Simpson clearly still finds it difficult to talk about Vikki. Even though I checked before we sat down that he’d be happy for me to ask about her, he warns me when we get to it that he’s “not going to open [his] heart”. He tells me the last time he ever saw her was when she and her husband, Jonathon, came to visit him in Scotland. They played golf together – “she had a really good swing, and I never had a good swing,” he recalls fondly – and then she left the course for home.

And he remembers the day she got attacked clearly. “My mum and dad had come up to stay with us and we got a phone call from my nana who had been just trying to ring us – we’d gone out for dinner – just saying something’s happened to Vikki. I phoned her house, and something had happened to her, she was in hospital. So my parents fled, just went, got in the car and went [to be with her].”
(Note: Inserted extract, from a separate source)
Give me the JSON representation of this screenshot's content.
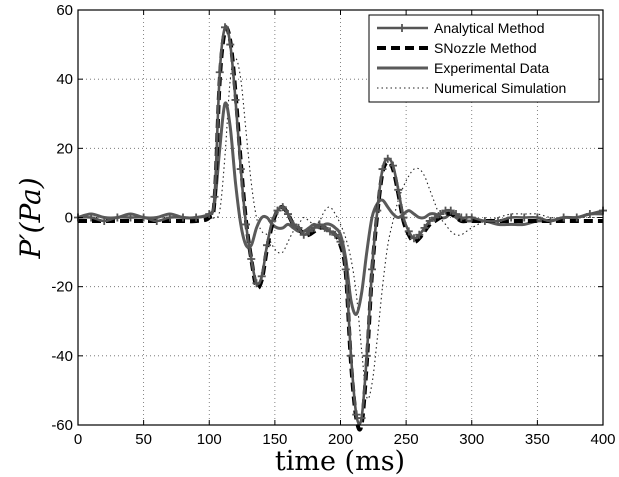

On the double jeopardy campaign, he says: “I was very proud that the law got changed. I wasn’t entirely responsible, but I think if I hadn’t mentioned [Vikki] when I did, maybe it wouldn’t have happened when it did.”

I suggest that he’s managed to win quite a few changes in law despite not being a household name. He ponders that for a moment. “Yes, I suppose I have. It’s true I’m not that well-known, but I’ve achieved some things. Hopefully I’ll achieve more, maybe more important parliamentary reforms. Who knows?”

I’d love to be in government… transport secretary would be brilliant

As for his next main ambition, it’s to produce a manifesto for Reform that appeals to voters and “get a good number of MSPs”. What’s a good number? “I’d like over 20. Aim high. It might sound ambitious, but you may as well be ambitious… At the moment, I would say around the 20-mark would be good, over that would be very good.”

He sidesteps the question of whether he’d want to be leader of that new bloc, whatever its size, but says he does feel a responsibility to “make sure that my colleagues know how parliament operates and that they’ll be effective MSPs”.

“We’re taking this very seriously – as we’re taking the election in Wales very seriously, where we’re polling very well. That’s also going to be an interesting one. I’m fairly sure there’ll be a change of government in Wales. And there might be one here.”

Would he want to be in government?

“I’d love to be in government.”

Would he want to be first minister?

“I don’t know about that… transport secretary would be brilliant.”